En outre, s’il est possible de recourir à des dérogations (sur la base de l’article 49 du GDPR) pour permettre des transferts de données, ces dérogations ne peuvent être utilisées pour des transferts de données de routine et doivent respecter "l’essence" du droit à la protection des données (citant l’article 52 [1] de la Charte des droits fondamentaux de l’UE). Mais étant donné qu’il n’existe aucun moyen de recours effectif pour les citoyens de l’UE soumis à une surveillance aux États-Unis (comme l’exige l’article 47 de la Charte), l’article 49 du RGPD ne peut être invoqué.

Le principe de consentement

Le consentement reste une solution, mais uniquement si la personne concernée est informée : "(i) que les données ne feront pas l’objet d’une protection équivalente à celle accordée par les articles 7 et 8 de la Charte, (ii) que les lois identifiées aux États-Unis interfèrent avec l’essence des droits de l’article 47 de la Charte en ce qui concerne ces données, et que (iii) des risques éventuels du transfert proposé existent pour la personne concernée". Ce consentement doit être exigé individuellement pour chaque transfert, et une autorisation globale ne serait pas considérée comme acceptable. La solution consistant à proposer une avalanche de pop-up comme nous pouvons en rencontrer pour les cookies pour les navigations web, n’a pas été abordée.

Il reste de l’espoir pour les transferts entre l’UE et les États-Unis, mais la solution est clairement politique et relève de la décision d’adéquation (qui selon les rumeurs devrait être adoptée d’ici l’été). Ce qui est plus inquiétant, c’est que cet espoir n’existe pas pour le reste du monde à ce stade, et que la localisation des données est la seule solution offerte à ce stade.

La promesse du CBPR

Pour éviter la localisation des données, un mécanisme adopté à ce jour par la Chine et la Russie, reste la promesse du Forum mondial sur les règles transfrontalières de protection de la vie privée (CBPR). Lancé il y a un an en tant qu’initiative de coopération multilatérale pour permettre des flux de données fiables à l’échelle mondiale, le CBPR cherche à se positionner comme une plateforme internationale ouverte aux juridictions qui s’alignent sur le double objectif de promouvoir à la fois les flux de données et de protéger la vie privée. Si davantage de mesures de protection des données multi-juridictionnelles venaient à être injectées dans ce modèle, le CBPR (et sa version pour les sous-traitants) pourrait devenir un mécanisme permettant les transferts de données à l’avenir.

Pour Meta, ces solutions n’ont malheureusement pas encore abouti. Par conséquent, une ordonnance de suspension plane sur les activités de Meta, avec un sursis de quelques cinq mois.

Au-delà de Meta, que signifie cette décision pour les fournisseurs de technologie américains et pour les clients de ces dernières ?

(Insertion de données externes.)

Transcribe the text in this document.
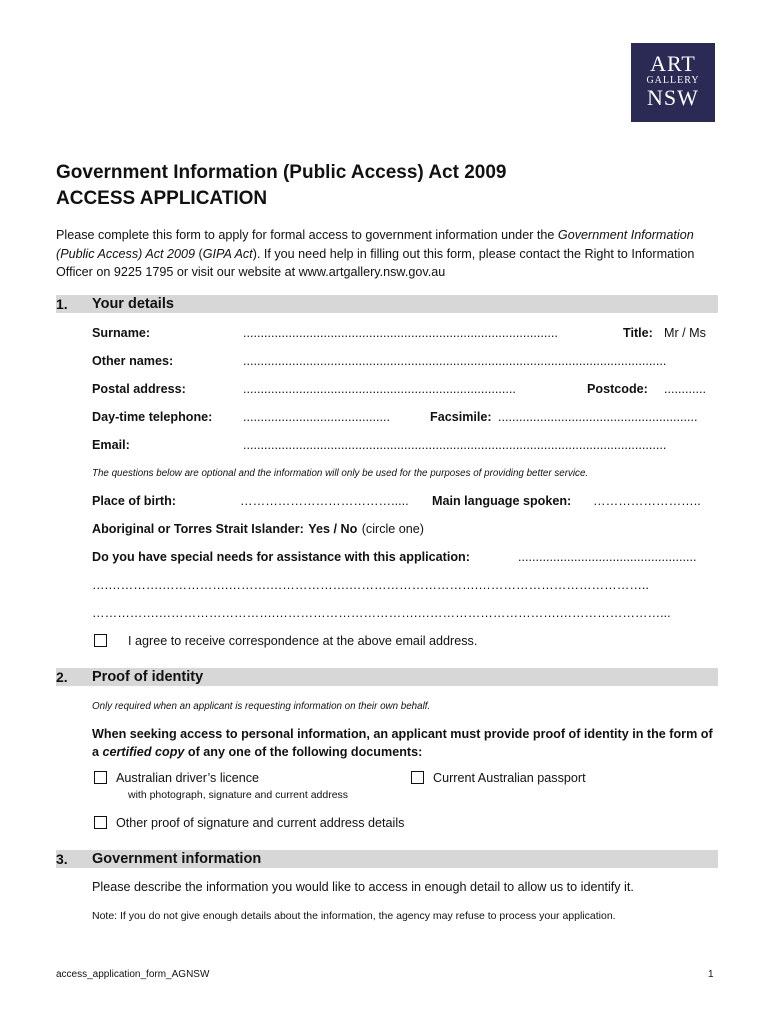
ART
GALLERY
NSW
Government Information (Public Access) Act 2009
ACCESS APPLICATION
Please complete this form to apply for formal access to government information under the Government Information (Public Access) Act 2009 (GIPA Act). If you need help in filling out this form, please contact the Right to Information Officer on 9225 1795 or visit our website at www.artgallery.nsw.gov.au
1. Your details
Surname:	..........................................................................................	Title: Mr / Ms
Other names:	.........................................................................................................................
Postal address:	..............................................................................	Postcode: ............
Day-time telephone: ..........................................	Facsimile: .........................................................
Email:	.........................................................................................................................
The questions below are optional and the information will only be used for the purposes of providing better service.
Place of birth:	……………………………….....	Main language spoken: ……………………..
Aboriginal or Torres Strait Islander: Yes / No (circle one)
Do you have special needs for assistance with this application:	...................................................
….………….…………….……….……………….………………………….…………………………………..
…………….……………………….…………………………….…………………………….……………………...
I agree to receive correspondence at the above email address.
2. Proof of identity
Only required when an applicant is requesting information on their own behalf.
When seeking access to personal information, an applicant must provide proof of identity in the form of a certified copy of any one of the following documents:
Australian driver’s licence
with photograph, signature and current address
Current Australian passport
Other proof of signature and current address details
3. Government information
Please describe the information you would like to access in enough detail to allow us to identify it.
Note: If you do not give enough details about the information, the agency may refuse to process your application.
access_application_form_AGNSW	1
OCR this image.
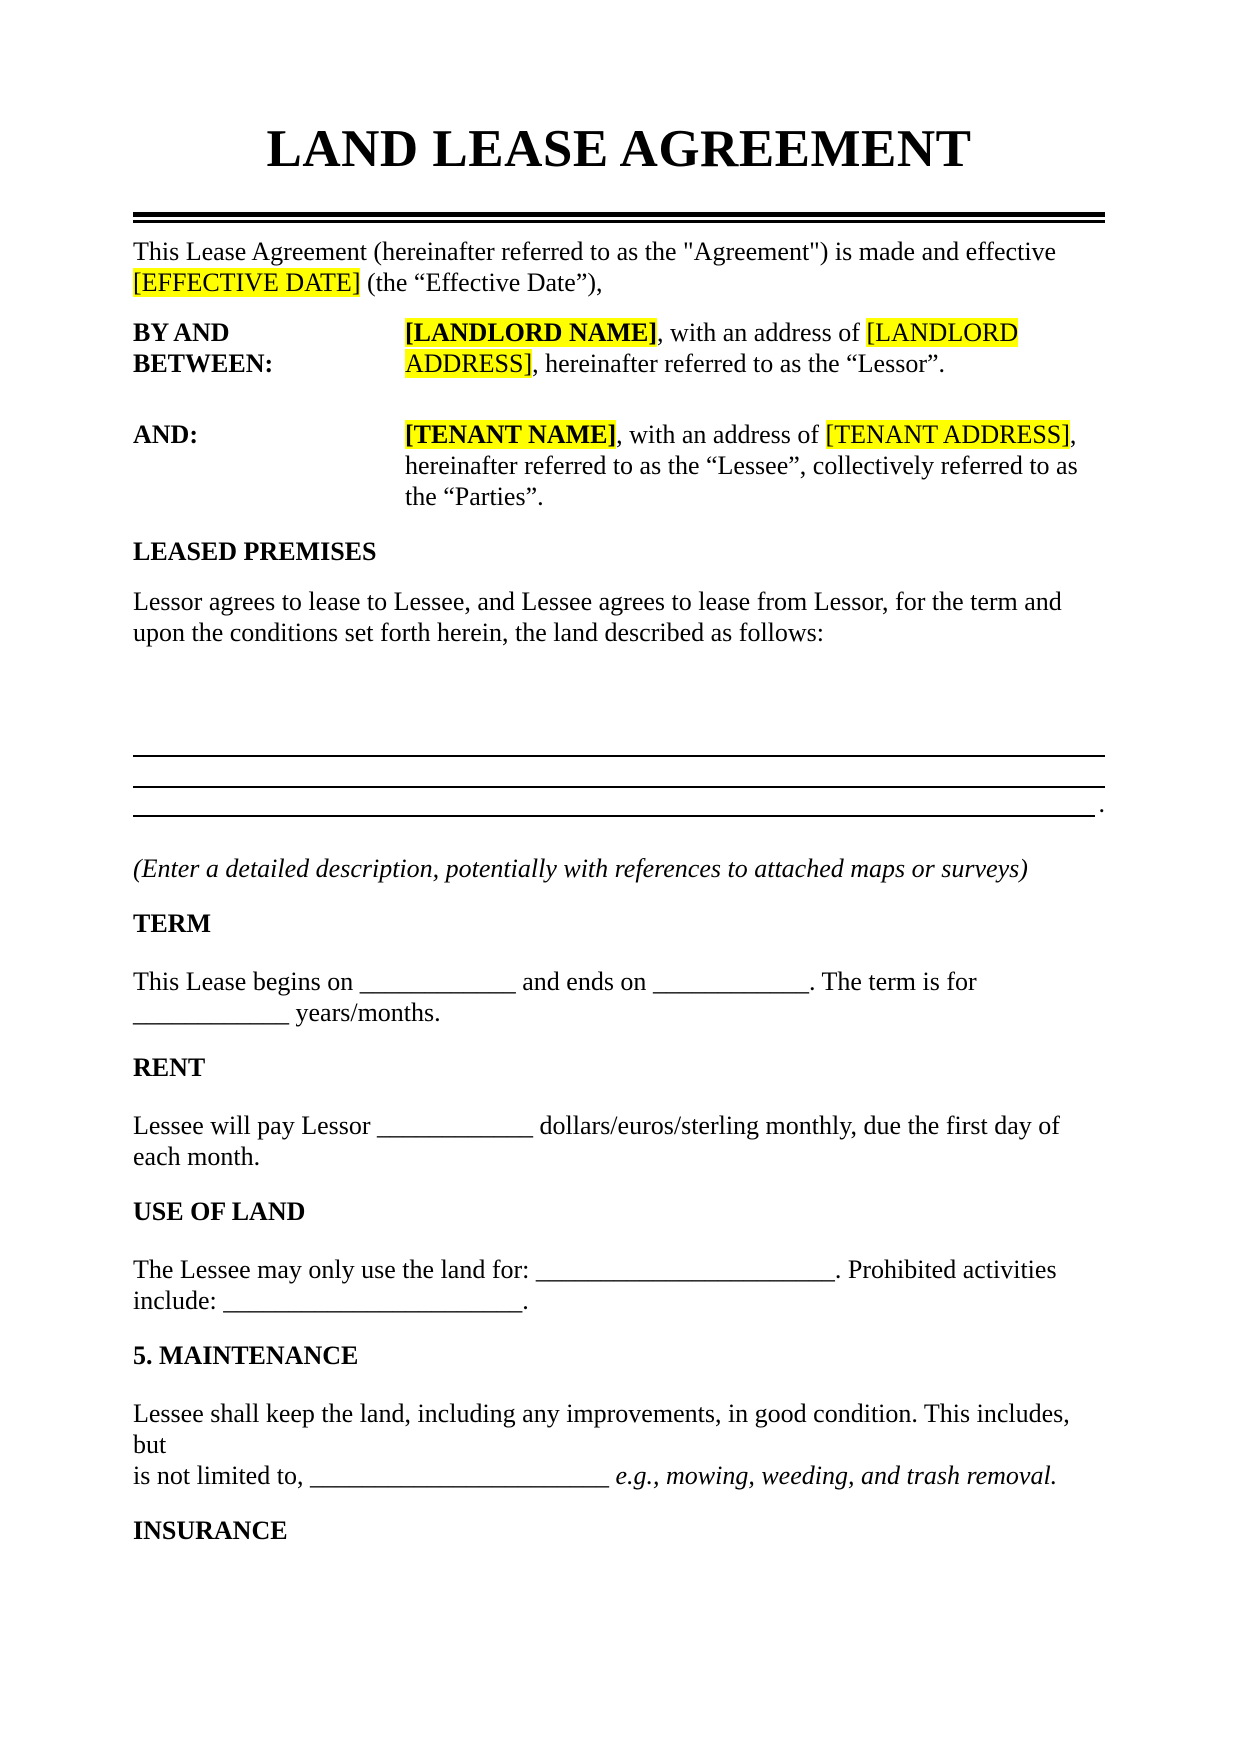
LAND LEASE AGREEMENT

This Lease Agreement (hereinafter referred to as the "Agreement") is made and effective
[EFFECTIVE DATE] (the “Effective Date”),

BY AND BETWEEN:
[LANDLORD NAME], with an address of [LANDLORD
ADDRESS], hereinafter referred to as the “Lessor”.
AND:	[TENANT NAME], with an address of [TENANT ADDRESS],
hereinafter referred to as the “Lessee”, collectively referred to as
the “Parties”.
LEASED PREMISES

Lessor agrees to lease to Lessee, and Lessee agrees to lease from Lessor, for the term and
upon the conditions set forth herein, the land described as follows:

.

(Enter a detailed description, potentially with references to attached maps or surveys)

TERM

This Lease begins on ____________ and ends on ____________. The term is for
____________ years/months.

RENT

Lessee will pay Lessor ____________ dollars/euros/sterling monthly, due the first day of
each month.

USE OF LAND

The Lessee may only use the land for: _______________________. Prohibited activities
include: _______________________.

5. MAINTENANCE

Lessee shall keep the land, including any improvements, in good condition. This includes, but
is not limited to, _______________________ e.g., mowing, weeding, and trash removal.

INSURANCE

1. Les équipes de direction doivent être informées de cette décision ;

2. Il est urgent d’envisager les alternatives suivantes, en ayant à l’esprit le coût humain, social et financier des solutions suivantes :

  • Chiffrement, avec clé confiée à un tiers de confiance basé dans l’UE (à noter toutefois une décision récente utile prévoyant que l’anonymisation est recevable dès lors que le destinataire n’est pas en mesure de déchiffrer les données) ;
  • Localisation des données ;

Enfin, il faut garder à l’esprit que la minimisation des données (tout comme la protection des données) est l’affaire de tous, responsables de traitement comme sous-traitants.

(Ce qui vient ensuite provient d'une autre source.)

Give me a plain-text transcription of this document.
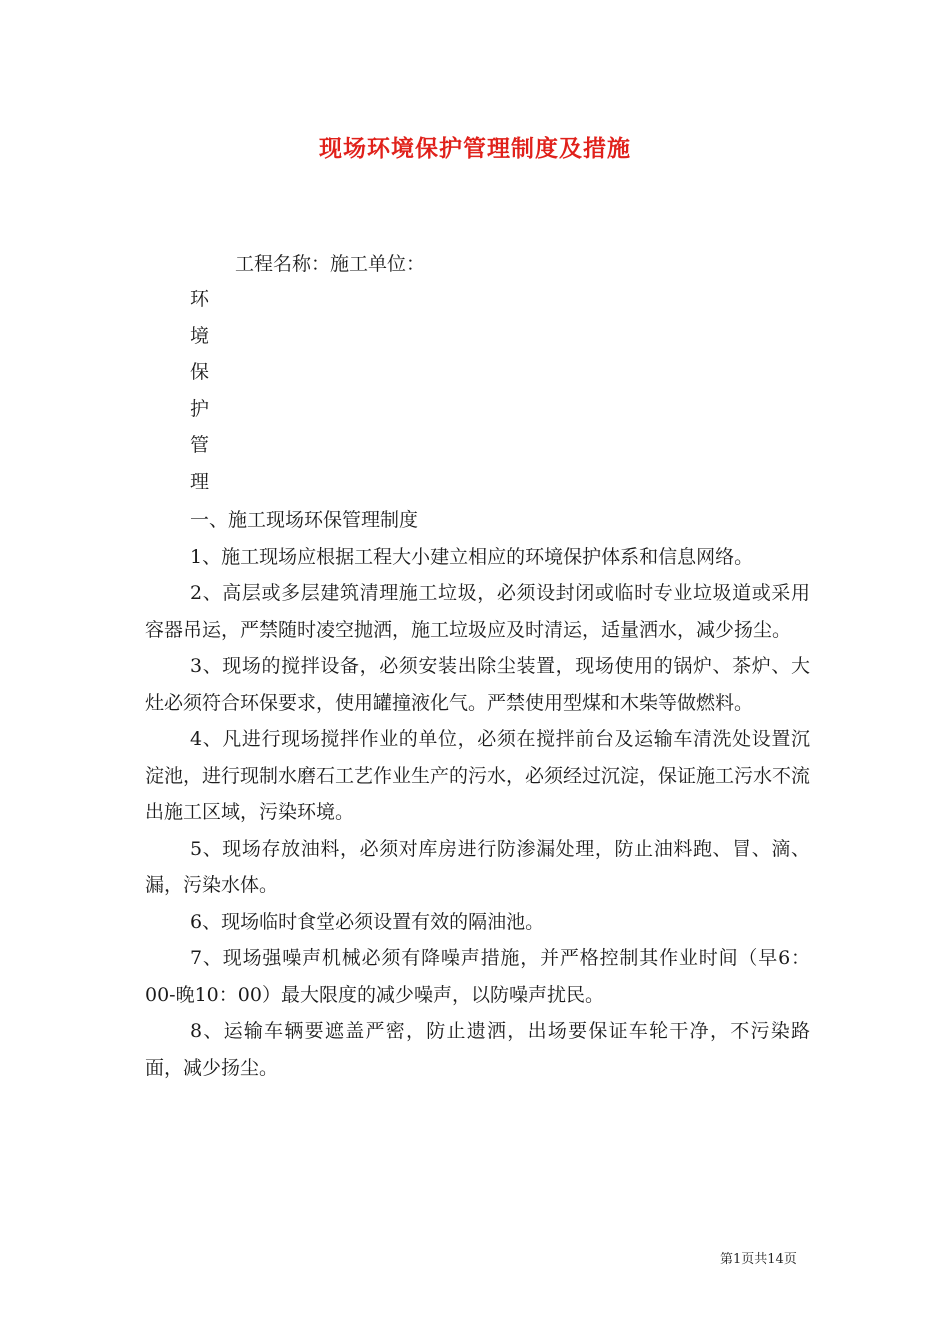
现场环境保护管理制度及措施
工程名称：施工单位：
环
境
保
护
管
理

一、施工现场环保管理制度

1、施工现场应根据工程大小建立相应的环境保护体系和信息网络。

2、高层或多层建筑清理施工垃圾，必须设封闭或临时专业垃圾道或采用容器吊运，严禁随时凌空抛洒，施工垃圾应及时清运，适量洒水，减少扬尘。

3、现场的搅拌设备，必须安装出除尘装置，现场使用的锅炉、茶炉、大灶必须符合环保要求，使用罐撞液化气。严禁使用型煤和木柴等做燃料。

4、凡进行现场搅拌作业的单位，必须在搅拌前台及运输车清洗处设置沉淀池，进行现制水磨石工艺作业生产的污水，必须经过沉淀，保证施工污水不流出施工区域，污染环境。

5、现场存放油料，必须对库房进行防渗漏处理，防止油料跑、冒、滴、漏，污染水体。

6、现场临时食堂必须设置有效的隔油池。

7、现场强噪声机械必须有降噪声措施，并严格控制其作业时间（早6：00-晚10：00）最大限度的减少噪声，以防噪声扰民。

8、运输车辆要遮盖严密，防止遗洒，出场要保证车轮干净，不污染路面，减少扬尘。

第1页共14页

In fine, il convient peut-être ici de prendre un peu de recul. Bien que monumentale, il s’agit d’une décision unique sur une période de dix ans, comparée à des millions de transferts qui ont lieu chaque seconde, quotidiennement. Il s’agit également d’une décision dont il sera fait appel.

Le risque de se voir infliger une amende similaire ou d’être contraint de cesser ses transferts doit être examiné en tenant compte du type de traitement des données et du profil de risque du fournisseur comparé aux cibles habituelles des régulateurs européens (principalement les GAFA).


[1] Mesures organisationnelles — Politique de divulgation, politique relative aux demandes disproportionnées, politique de notification, politique d’accès aux données, lignes directrices en matière d’application de la loi, rapports de transparence ; politiques de partage des données et politique de sécurité des personnes, mesures de surveillance et de notification en place entre Meta US et Meta Ireland,

Mesures techniques — Programme de sécurité de l’information, algorithmes et protocoles de chiffrement conformes aux normes industrielles (Transport Layer Security et Advanced Encryption Standard), infrastructure partagée entre Meta US et Meta Ireland, contrôles de la gestion des actifs, dispositions relatives à la gestion des appareils mobiles des employés de Facebook, mise en œuvre du chiffrement sur les ordinateurs portables de Facebook, déploiement de la protection cryptographique des mots de passe et des politiques de sécurité des tiers, etc.

Mesures juridiques — droits des tiers applicables aux personnes concernées en vertu des clauses contractuelles types (CCN), procédures de contestation des demandes de divulgation de données à caractère personnel que Meta US juge illégales, lobbying pour modifier les lois et défense des droits de ses utilisateurs, et rapports de transparence.